Saturday, September 29, 2012

The Pump Out

By Julie Rahm                                                     
We were spending vacation time on our sailboat. We had been aboard for a few weeks and it was time to pump out our holding tank. As you may know, sewage generated onboard a boat is held in a tank and pumped out at a marina. Our holding tank was full. So, we pulled up to a marina pump out dock. The attendant handed my husband, John the business end of the pump out hose. When the pump out hose is pressed into a boat’s deck fitting, it vacuums the waste out of the holding tank. In our case, the hose wasn’t sucking properly.  The pump out attendant directed John to break the vacuum seal and re-seat the end of the hose back into our boat’s deck fitting. John, very obediently and without thought, broke the seal on the apparatus. Instantly, “Old Faithful” erupted from the deck fitting. In a scene reminiscent of Yellowstone, the two-week-old contents of our holding tank geysered up from the fitting. The jet fountain of filth caught John squarely in the chest with collateral damage to his face and arms. John uttered some technical language as he removed the larger chunks of toilet tissue from his hair. You can imagine the stench. John considered jumping off the boat. However, the water was cold and he did not want to create an environmental incident!

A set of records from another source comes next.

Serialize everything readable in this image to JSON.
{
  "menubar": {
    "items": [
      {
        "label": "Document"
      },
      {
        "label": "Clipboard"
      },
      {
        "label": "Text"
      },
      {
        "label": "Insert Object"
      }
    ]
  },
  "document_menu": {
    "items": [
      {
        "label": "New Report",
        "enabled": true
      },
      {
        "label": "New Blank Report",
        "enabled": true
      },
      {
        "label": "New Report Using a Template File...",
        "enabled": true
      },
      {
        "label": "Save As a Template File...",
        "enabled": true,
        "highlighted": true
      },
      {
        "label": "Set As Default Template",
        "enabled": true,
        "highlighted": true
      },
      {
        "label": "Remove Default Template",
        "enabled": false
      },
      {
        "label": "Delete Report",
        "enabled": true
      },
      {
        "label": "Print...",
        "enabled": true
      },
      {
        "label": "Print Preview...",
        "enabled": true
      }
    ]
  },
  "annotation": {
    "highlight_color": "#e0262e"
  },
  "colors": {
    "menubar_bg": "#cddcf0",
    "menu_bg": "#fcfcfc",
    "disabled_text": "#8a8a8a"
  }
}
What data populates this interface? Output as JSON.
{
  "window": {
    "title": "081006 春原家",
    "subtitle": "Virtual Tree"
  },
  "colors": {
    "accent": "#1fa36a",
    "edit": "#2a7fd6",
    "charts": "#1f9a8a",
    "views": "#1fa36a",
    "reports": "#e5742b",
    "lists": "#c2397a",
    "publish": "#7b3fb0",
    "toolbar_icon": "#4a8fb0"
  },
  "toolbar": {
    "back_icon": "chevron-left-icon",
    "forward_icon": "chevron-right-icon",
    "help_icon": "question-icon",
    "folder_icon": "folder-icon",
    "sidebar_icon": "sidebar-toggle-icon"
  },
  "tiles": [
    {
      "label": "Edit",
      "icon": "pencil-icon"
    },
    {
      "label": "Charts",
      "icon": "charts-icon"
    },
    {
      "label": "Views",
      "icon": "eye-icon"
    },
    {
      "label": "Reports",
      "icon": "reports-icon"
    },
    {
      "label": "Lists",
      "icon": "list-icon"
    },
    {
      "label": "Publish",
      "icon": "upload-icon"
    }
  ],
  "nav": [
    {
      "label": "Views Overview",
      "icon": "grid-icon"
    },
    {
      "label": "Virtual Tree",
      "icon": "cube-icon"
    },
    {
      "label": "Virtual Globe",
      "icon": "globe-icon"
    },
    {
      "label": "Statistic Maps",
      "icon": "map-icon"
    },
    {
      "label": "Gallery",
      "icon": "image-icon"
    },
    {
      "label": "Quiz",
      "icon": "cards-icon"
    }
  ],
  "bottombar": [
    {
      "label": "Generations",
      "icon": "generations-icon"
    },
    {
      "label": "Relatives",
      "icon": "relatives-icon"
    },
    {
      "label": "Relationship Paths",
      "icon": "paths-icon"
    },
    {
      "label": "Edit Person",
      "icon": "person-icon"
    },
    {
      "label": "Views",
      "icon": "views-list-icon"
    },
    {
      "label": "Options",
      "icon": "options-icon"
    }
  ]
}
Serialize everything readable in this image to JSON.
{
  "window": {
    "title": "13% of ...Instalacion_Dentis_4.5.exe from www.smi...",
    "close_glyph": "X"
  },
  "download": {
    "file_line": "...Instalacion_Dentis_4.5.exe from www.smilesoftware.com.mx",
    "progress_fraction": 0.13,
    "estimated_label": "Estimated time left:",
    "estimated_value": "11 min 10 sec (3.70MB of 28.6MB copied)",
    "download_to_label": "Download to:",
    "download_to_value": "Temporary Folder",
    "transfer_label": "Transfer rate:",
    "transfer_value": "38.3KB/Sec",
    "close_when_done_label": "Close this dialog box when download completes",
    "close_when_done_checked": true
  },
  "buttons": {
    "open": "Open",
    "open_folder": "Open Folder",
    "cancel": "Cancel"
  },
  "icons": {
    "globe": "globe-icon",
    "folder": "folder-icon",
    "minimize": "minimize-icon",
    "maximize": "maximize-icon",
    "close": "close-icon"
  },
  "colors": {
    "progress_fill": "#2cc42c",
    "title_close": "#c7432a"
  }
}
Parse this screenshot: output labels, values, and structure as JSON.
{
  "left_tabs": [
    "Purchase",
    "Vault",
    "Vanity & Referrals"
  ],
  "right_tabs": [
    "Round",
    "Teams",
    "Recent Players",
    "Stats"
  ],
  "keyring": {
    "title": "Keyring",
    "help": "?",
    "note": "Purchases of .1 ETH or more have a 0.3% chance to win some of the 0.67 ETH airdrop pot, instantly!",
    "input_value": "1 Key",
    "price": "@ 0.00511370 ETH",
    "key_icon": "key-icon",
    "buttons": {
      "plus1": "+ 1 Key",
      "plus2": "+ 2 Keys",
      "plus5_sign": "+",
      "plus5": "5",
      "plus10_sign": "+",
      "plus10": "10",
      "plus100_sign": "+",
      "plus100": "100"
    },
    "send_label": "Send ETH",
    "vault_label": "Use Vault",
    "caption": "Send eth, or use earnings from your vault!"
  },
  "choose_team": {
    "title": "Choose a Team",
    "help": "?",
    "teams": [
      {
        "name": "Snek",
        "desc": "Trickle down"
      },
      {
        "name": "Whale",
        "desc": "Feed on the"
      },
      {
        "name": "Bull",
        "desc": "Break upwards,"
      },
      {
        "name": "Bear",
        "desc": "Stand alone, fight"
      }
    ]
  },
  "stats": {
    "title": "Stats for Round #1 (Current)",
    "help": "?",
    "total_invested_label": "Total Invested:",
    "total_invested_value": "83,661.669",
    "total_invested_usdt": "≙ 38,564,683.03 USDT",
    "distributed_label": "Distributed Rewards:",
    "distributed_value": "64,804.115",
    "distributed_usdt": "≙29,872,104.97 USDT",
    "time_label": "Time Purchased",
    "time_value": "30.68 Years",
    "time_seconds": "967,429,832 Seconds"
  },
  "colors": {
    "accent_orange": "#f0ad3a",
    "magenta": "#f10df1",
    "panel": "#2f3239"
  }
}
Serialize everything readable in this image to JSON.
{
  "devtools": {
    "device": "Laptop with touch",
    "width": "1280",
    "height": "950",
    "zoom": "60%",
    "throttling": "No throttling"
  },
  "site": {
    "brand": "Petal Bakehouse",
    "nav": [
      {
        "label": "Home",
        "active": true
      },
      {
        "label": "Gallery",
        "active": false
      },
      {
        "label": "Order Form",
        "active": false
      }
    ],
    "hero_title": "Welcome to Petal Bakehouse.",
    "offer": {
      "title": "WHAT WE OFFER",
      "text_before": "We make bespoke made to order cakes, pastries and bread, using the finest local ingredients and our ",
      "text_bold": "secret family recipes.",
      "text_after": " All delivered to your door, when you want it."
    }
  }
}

To my credit, I did not laugh (although difficult). However, I did maneuver myself upwind. My only words were, “Well, I guess “stuff” happens.” (John didn’t find that amusing until later.) I am proud of my husband. He didn’t vomit, departed the pump out dock and drove our boat to its assigned slip. I managed to work all of our dock lines while staying upwind from him. When the boat was safely tied in its slip, I made John strip down to his skivvies above deck. There was no way I was going to let him below. Everything went into a garbage bag for a triple wash with Clorox. John wished he had worn some colored boxers that day. As he walked down the pier to the marina showers, daylight was fading and his white briefs were like a beacon from a cotton lighthouse! The other marina guests tried not to notice John walking down the pier in his underwear. Some things just have to be done.
Ultimately, both John and our boat cleaned up nicely. I closely monitored John’s health for the next couple of weeks for signs of strange infections. John received kudos for parking our boat while covered in two-week-old excrement and not vomiting. He says it wasn’t that bad once he got the large chucks of toilet tissue off! There is no substitute for fortitude and a strong stomach.